A major Cloudflare outage late Wednesday was caued by a technician unplugging a switchboard of cables that provided “all external connectivity to other Cloudflare data centers” — as they decommissioned hardware in an unused rack.
While many core services like the Cloudflare network and the company’s security services were left running, the error left customers unable to “create or update” remote working tool Cloudflare Workers, log into their dashboard, use the API, or make any configuration changes like changing DNS records for over four hours.
CEO Matthew Prince described the series of errors as “painful” and admitted it should “never have happened”. (The company is well known and generally appreciated for providing sometimes wince-inducingly frank post-mortems of issues).
This was painful today. Never should have happened.

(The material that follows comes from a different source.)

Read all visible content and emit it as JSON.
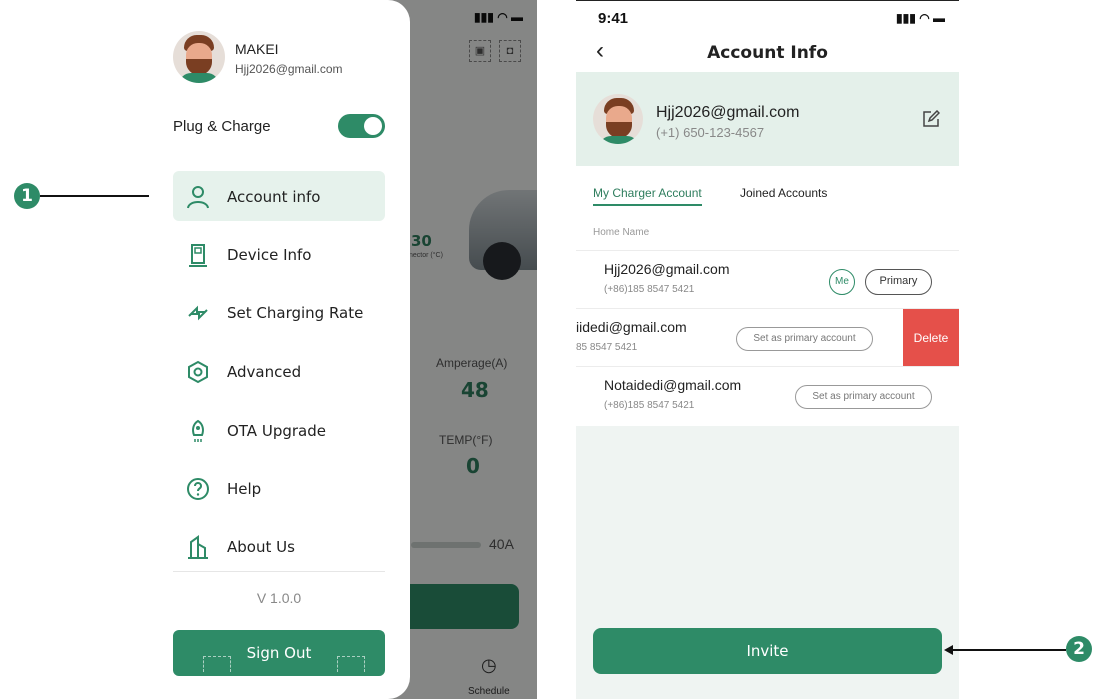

Great to already see the work to ensure it never will again. We make mistakes — which kills me — but proud we rarely make them twice. https://t.co/pwxbk5plyb
— Matthew Prince 🌥 (@eastdakota) April 16, 2020
Cloudflare CTO John Graham-Cumming admitted to fairly substantial design, documentation and process failures, in a report that may worry customers.
He wrote: “While the external connectivity used diverse providers and led to diverse data centers, we had all the connections going through only one patch panel, creating a single physical point of failure”, acknowledging that poor cable labelling also played a part in slowing a fix, adding “we should take steps to ensure the various cables and panels are labeled for quick identification by anyone working to remediate the problem. This should expedite our ability to access the needed documentation.”
How did it happen to start with? “While sending our technicians instructions to retire hardware, we should call out clearly the cabling that should not be touched…”
Cloudflare is not alone in suffering recent data centre borkage.
Google Cloud recently admitted that “evidence of packet loss, isolated to a single rack of machines” initially seemed to be a mystery, with technicians uncovering “kernel messages in the GFE machines’ base system log” that indicated strange CPU throttling.
A closer physical investigation revealed the answer: the rack was overheating because the casters on the rear, plastic wheels of the rack had failed and the machines were “overheating as a consequence of being tilted”.